After the hearing was over the committee staff thanked me for my testimony. They were annoyed that Eyman completely distorted the case and made them look as if they hadn't researched the constitutionality of the proposal (staff usually brief lawmakers on such details before a public hearing). And indeed, court opinions can be very complicated and not clear cut at all.

This morning, The Olympian published an equally shoddy editorial which, one by one, rejected most of the reforms (except the one to increase the filing fee). Like the Times, the Olympian relied on "facts" from an individual who lacks credibility:
Initiative guru Tim Eyman said people paid to collect signatures always sign the back of the petition. This bill would affect the grassroots volunteers who collect signatures. Only about half of them flip the initiative over and sign the declaration. The bill, if passed, would nullify thousands of otherwise valid signatures, and that's why SB 5182 should be rejected by the Legislature.
That's what initiative "guru" Tim Eyman says, so it must be true - how ridiculous. Not only does The Olympian editorial board buy Eyman's nonsense - but it also glorifies him as a guru.

We've said this many times, but it keeps falling on deaf ears: Tim Eyman is NOT a guru...or a king...or a champion. Look up the dictionary definitions of each of those words. They do not accurately describe what Eyman is. None of them do.

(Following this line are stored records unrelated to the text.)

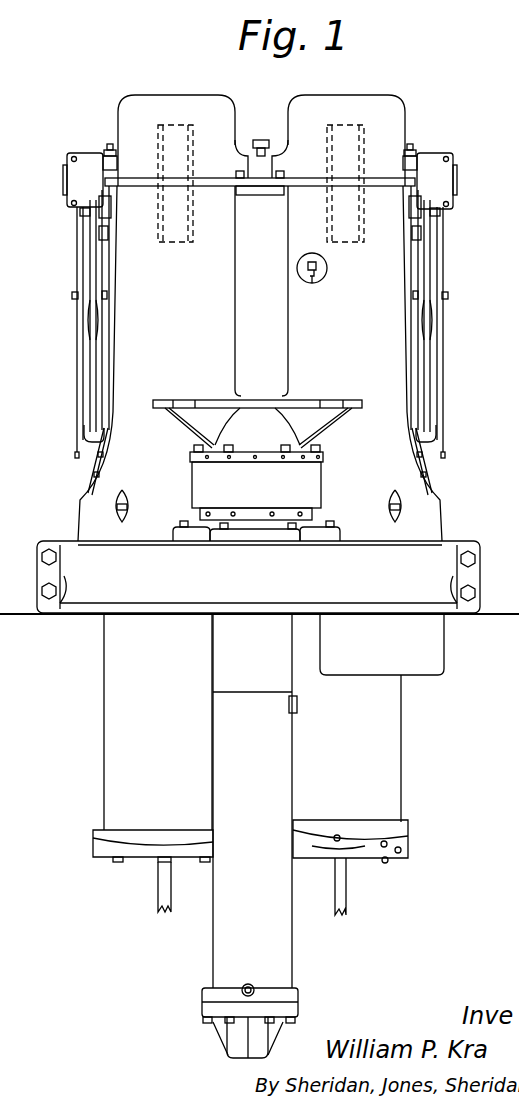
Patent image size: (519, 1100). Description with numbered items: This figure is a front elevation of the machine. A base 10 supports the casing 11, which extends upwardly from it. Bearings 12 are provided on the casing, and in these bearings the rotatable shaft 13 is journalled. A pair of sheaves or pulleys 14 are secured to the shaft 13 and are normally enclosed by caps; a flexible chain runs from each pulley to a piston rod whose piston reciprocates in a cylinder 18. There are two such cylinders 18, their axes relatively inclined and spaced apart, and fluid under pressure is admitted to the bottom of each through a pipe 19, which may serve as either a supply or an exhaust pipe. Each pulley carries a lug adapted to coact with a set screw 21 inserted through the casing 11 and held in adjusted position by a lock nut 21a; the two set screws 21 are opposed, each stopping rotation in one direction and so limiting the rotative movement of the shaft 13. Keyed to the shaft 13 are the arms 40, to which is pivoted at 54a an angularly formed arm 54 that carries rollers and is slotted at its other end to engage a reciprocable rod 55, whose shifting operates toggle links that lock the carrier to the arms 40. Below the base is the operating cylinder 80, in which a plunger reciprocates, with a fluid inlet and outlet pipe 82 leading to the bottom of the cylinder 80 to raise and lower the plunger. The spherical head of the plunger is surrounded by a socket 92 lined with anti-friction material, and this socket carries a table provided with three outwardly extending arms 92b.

The base 10 is at (259, 577).
The casing 11 is at (260, 318).
The bearings 12 is at (108, 150).
The rotatable shaft 13 is at (65, 176).
The sheaves or pulleys 14 is at (172, 125).
The cylinder 18 is at (268, 738).
The pipe 19 is at (158, 888).
The set screw 21 is at (316, 277).
The lock nut 21a is at (327, 268).
The arms 40 is at (77, 241).
The angularly formed arm 54 is at (90, 333).
The pivot 54a is at (72, 295).
The reciprocable rod 55 is at (88, 434).
The operating cylinder 80 is at (290, 942).
The fluid inlet and outlet pipe 82 is at (298, 990).
The socket 92 is at (262, 404).
The outwardly extending arms 92b is at (303, 407).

And as for requiring signatures to affirm they collected the signatures on the's a sensible rule that other states already have. Maine requires its petitioners to appear before a notary and fill out an affidavit certifying they personally witnessed the inscription of each signature on the petition.

Maine also requires its petitioners to be registered voters and residents from within the state...a reform we would be wise to adopt here.

Relying on Eyman as a factual source just once was bad enough, but the writer of this editorial appallingly did it twice:
According to Eyman, a similar law in Oregon tripled the cost to qualify an initiative for the ballot. He said the average cost climbed from $149,000 to $437,000.
Yes, that's what he said. A memo to The Olympian: Please justify to us and more importantly your subscribers why you place so much trust in what Tim Eyman says - given that he has repeatedly lied to the public, the press, and even his own supporters.

And once again, we're back to the pathetic argument about the cost of a paid signature drive - something I dealt with in my testimony in support of House Bill 1087 and its companion Senate bill:
Opponents will claim HB 1087 would drive up the cost of qualifying an initiative or referendum for the ballot. That they are so concerned about the financial impact it might have on their campaign coffers is a clear signal that they are not representatives of some populist manifestation or grassroots cause.

A proposal that truly has popular support should be able to get enough signatures through a drive conducted mostly or completely by volunteers.

Volunteer drives are rare these days because most groups wanting to qualify an initiative or referendum find it much easier to raise money to pay for a signature drive than do the hard work to organize and mobilize volunteers - especially if they have access to a large back account and especially if their proposal is self serving.

These astroturfers want this cottage industry to remain unregulated. The free speech argument is a convenient cover they use to prop up or bolster their contentions. The cost of a signature drive is not a determinant which should factor into the Legislature’s deliberation over initiative process reform.
Finally, we have a question for The Olympian: what's really mean spirited? Requiring petitioners to identify themselves as volunteer or paid - something many people undoubtedly wonder but are afraid to ask - or illegally copying citizens' signatures onto other petitions (and similar dirty tricks)?

The initiative process has been corrupted and co-opted by special interests who are now manipulating it for their own benefit at the expense of the common good. It's time for the Legislature to end the abuse and reform it whether local right wing initiative peddlers and editorial writers like it or not.